I found the National Institutes of Health spends billions of dollars for research -- the vast majority targeting preventable, treatable and non-life threatening diseases. The sample below provides perspective on how much money the NIH was willing to spend in 2008 to prevent each death from these diseases: HIV/AIDS, $198,263; substance abuse, $162,353; sexually transmitted diseases, $40,833; ALS, $7,167. I ask you to look carefully at these statistics and question why there is not significant funding for ALS. The truth is that at this point, the Drug Companies will not make MONEY off of ALS victims. Oh, it is so true that money is the root of all evil! Please assist me in the process of increasing public awareness for this disease.

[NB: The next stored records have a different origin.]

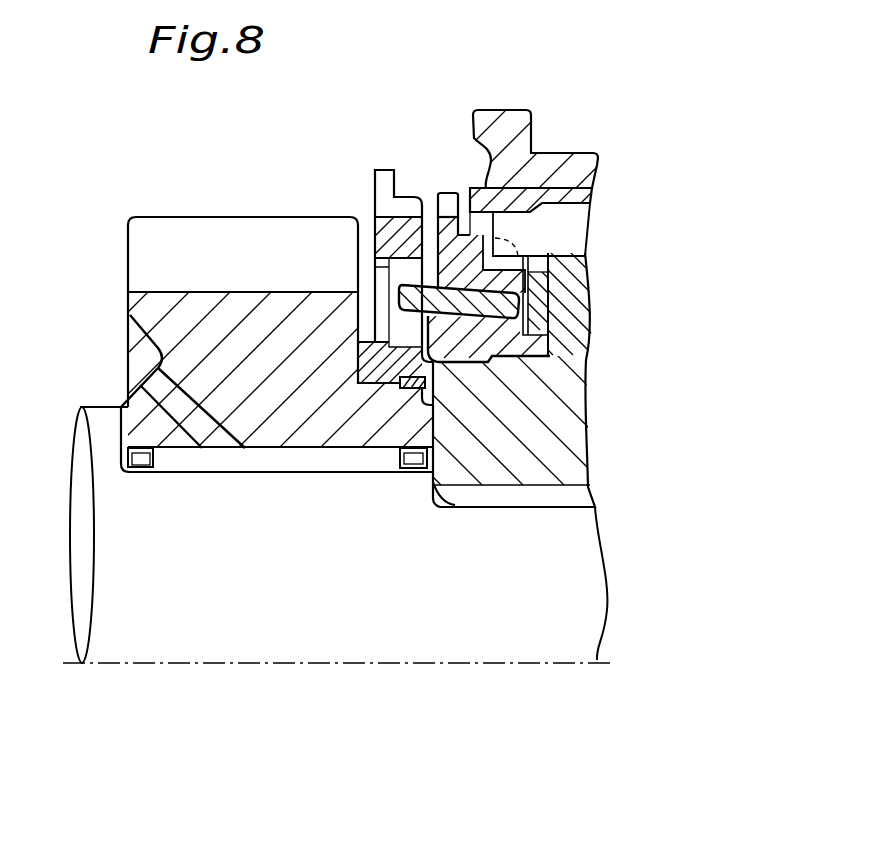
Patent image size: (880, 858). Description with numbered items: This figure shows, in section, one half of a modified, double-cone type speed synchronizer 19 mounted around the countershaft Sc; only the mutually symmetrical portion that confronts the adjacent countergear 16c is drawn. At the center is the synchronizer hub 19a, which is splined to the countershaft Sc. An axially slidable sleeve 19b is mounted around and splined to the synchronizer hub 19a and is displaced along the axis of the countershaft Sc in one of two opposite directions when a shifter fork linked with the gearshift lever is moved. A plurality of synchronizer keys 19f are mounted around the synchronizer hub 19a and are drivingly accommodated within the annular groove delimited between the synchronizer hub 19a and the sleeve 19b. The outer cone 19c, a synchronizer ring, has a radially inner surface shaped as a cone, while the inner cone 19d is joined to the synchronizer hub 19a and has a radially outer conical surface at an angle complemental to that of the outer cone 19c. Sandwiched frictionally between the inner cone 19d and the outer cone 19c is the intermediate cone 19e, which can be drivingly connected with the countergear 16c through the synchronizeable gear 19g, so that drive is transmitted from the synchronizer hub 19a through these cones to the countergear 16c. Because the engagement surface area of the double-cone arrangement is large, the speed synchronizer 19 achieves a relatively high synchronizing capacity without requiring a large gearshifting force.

The hub inner member 16c is at (240, 313).
The speed synchronizer 19 is at (499, 455).
The synchronizer hub 19a is at (567, 430).
The sleeve 19b is at (548, 170).
The outer cone 19c is at (450, 228).
The inner cone 19d is at (460, 343).
The intermediate cone 19e is at (440, 307).
The synchronizer key 19f is at (568, 236).
The synchronizeable gear 19g is at (390, 232).
The countershaft Sc is at (370, 637).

If hearing this moves you to contact us, we would LOVE to hear from you. Not talking about it doesn't make it go away. Please do not feel uncomfortable. There are no words that make it better but hearing "I'm sorry and what can I do to help" is such a comfort. We need all the support, encouragement and help that anyone can offer! :]
Today the sun is shining in the brilliant blue sky in South Dakota! Today my husband went fishing and before he left, he kissed me and said "I love you". Today we are soul blessed and fortunate. Life is good.
With Love,
Kay Marie
Be the change you wish to see in the world.